Zweiter Bürgermeister Martin Runge (Grüne) spricht auf SZ-Anfrage als erster an, dass nicht nur der Parkstreifen, sondern auch die Tiefgarage auf Betreiben der Gemeinde unter den Hammer kam. Er merkt an, sich schon seit Längerem mit der Angelegenheit zu beschäftigen. Und er verweist darauf, dass jeder im April die öffentlichen Aushänge zur Zwangsversteigerung hätte lesen können. Zu seiner Überraschung habe niemand reagiert. Schäfers Stellvertreter erinnert auch daran, dass die Gemeinde über zwei Jahrzehnte viermal jährlich Mahnungen verschickte, zudem einmal im Jahr eine Auflistung der Gesamtforderung mit Nebenforderungen und Rückstandsanzeigen. Von 2018 an folgten der Antrag auf Eintragung einer Zwangssicherungshypothek und die Ankündigung der Vollstreckung.

Zur Zwangsversteigerung staatlicher Immobilien richtete der Abgeordnete Runge mit Datum vom 11. Juli eine schriftliche Anfrage an die Staatsregierung. Er will wissen, warum sich der Freistaat über Jahrzehnte hinweg weigerte, in Gröbenzell Grundsteuern zu entrichten, wie viele staatliche Immobilien aufgrund von solchen Säumnissen in den vergangenen 20 Jahren versteigert wurden und ob es noch andere Gründe für Zwangsversteigerungen gab. Zudem will er wissen, warum das Fürstenfeldbrucker Landratsamt als zuständige Bauaufsichtsbehörde nicht intervenierte, weil vom Bauträger zu wenig Stellplätze errichtet wurden.
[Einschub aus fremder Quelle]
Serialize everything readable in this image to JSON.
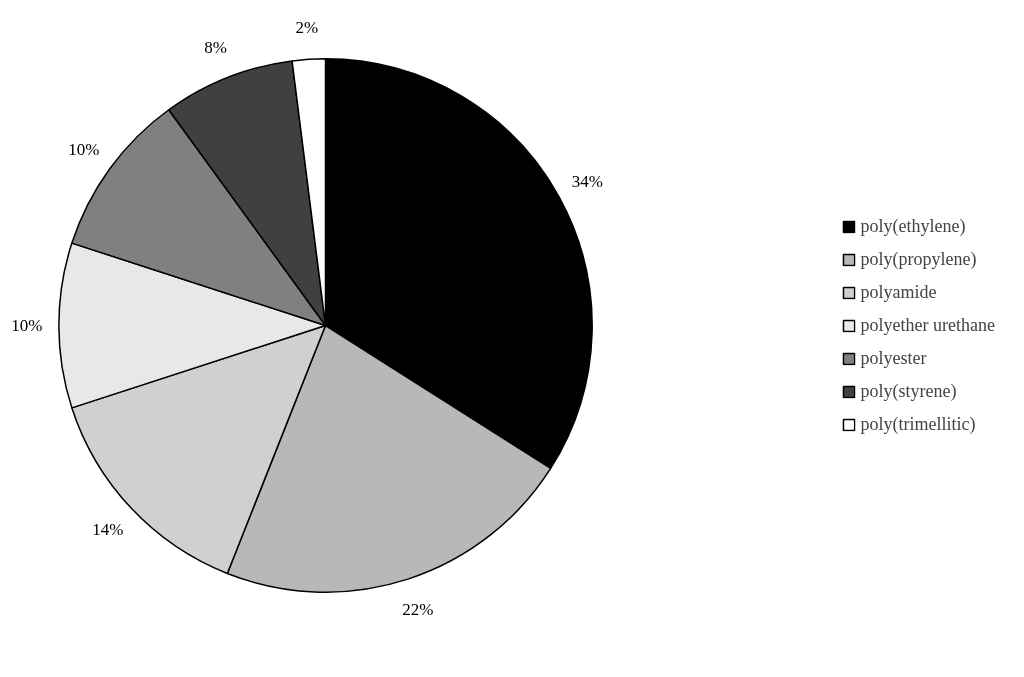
{
  "chart_data": {
    "type": "pie",
    "categories": [
      "poly(ethylene)",
      "poly(propylene)",
      "polyamide",
      "polyether urethane",
      "polyester",
      "poly(styrene)",
      "poly(trimellitic)"
    ],
    "values": [
      34,
      22,
      14,
      10,
      10,
      8,
      2
    ],
    "value_labels": [
      "34%",
      "22%",
      "14%",
      "10%",
      "10%",
      "8%",
      "2%"
    ],
    "colors": [
      "#000000",
      "#b8b8b8",
      "#d0d0d0",
      "#e8e8e8",
      "#808080",
      "#404040",
      "#ffffff"
    ],
    "legend": "right"
  }
}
Richard B., Mitinhaber der GmbH mit Sitz in München, die den Streifen am Straßenrand ersteigerte, bezeichnet den Kauf der Immobilie als "ganz normale Kapitalanlage". Schließlich sei das Gelände im Gutachten zur Versteigerung als "Parkplatzgrundstück" angeboten worden, das man vermieten könne, erklärt er auf SZ-Anfrage. Davon, dass der Erwerb in Gröbenzell Konfusionen über die Eigentumsverhältnisse auslöste und es die Meinung gab, es handle sich bei dem Streifen um ein öffentlich zu nutzendes Grundstück, habe er erst hinterher erfahren.
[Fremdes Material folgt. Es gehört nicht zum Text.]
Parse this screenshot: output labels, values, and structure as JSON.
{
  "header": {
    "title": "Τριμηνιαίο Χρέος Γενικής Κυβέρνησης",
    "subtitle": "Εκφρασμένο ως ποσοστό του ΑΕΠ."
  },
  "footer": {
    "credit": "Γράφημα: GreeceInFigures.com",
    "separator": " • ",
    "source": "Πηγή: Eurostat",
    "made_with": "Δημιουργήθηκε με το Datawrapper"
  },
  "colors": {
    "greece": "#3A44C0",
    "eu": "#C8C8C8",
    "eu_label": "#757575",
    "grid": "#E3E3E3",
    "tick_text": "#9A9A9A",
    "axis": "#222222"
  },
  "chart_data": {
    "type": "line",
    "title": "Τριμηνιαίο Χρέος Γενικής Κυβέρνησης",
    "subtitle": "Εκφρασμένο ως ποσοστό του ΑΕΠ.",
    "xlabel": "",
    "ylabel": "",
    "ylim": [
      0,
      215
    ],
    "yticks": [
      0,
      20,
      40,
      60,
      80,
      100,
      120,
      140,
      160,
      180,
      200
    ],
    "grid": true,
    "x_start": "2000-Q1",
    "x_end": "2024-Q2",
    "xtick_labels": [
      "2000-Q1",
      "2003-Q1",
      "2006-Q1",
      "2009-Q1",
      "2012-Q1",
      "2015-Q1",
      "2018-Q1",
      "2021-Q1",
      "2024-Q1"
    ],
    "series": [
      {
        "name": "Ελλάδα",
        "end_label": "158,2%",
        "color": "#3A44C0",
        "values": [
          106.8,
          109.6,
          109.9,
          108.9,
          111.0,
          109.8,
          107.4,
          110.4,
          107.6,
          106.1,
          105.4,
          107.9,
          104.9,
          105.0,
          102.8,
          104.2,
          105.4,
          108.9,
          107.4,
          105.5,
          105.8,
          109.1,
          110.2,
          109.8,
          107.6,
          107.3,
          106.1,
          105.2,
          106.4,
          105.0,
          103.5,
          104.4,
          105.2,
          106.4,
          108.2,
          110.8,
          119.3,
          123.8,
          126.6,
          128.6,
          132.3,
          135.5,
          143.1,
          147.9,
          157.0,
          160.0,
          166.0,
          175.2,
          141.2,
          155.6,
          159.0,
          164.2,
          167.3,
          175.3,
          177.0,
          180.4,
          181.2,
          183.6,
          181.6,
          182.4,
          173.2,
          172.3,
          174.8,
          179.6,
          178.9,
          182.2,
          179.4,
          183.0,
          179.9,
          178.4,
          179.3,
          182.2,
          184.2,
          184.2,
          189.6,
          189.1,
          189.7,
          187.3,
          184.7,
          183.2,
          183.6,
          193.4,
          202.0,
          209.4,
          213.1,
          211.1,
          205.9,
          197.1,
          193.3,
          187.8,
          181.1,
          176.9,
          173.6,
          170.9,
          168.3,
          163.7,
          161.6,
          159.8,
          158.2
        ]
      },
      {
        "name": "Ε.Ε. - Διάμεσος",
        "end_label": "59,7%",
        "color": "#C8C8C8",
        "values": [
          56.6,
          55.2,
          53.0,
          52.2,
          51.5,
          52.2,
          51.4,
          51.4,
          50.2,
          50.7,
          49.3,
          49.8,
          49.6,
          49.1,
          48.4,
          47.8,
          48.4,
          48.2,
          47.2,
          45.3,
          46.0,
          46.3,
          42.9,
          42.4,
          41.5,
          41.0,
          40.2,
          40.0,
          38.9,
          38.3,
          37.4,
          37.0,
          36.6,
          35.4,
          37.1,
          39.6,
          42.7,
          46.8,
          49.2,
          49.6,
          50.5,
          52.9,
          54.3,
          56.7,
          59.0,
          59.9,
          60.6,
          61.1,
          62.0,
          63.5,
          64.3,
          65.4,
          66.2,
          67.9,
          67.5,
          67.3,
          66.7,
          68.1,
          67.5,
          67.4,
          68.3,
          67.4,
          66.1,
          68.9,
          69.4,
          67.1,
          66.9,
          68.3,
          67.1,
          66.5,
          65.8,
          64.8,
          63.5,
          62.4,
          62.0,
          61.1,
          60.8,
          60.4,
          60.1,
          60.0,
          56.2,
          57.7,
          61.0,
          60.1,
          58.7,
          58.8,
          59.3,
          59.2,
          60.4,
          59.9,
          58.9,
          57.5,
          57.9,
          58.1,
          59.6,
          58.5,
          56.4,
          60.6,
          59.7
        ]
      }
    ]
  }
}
Bestätigt sieht sich der Investor durch seinen bisherigen Erfolg als Vermieter. So sei bereits in der vergangenen Woche die Hälfte der 44 Stellplätze vermietet gewesen. Zurzeit werden diese bevorzugt den Bewohnern der Gebäude Bernhard-Rößner-Straße 15 und 17 sowie der Ammerseestraße 26 angeboten.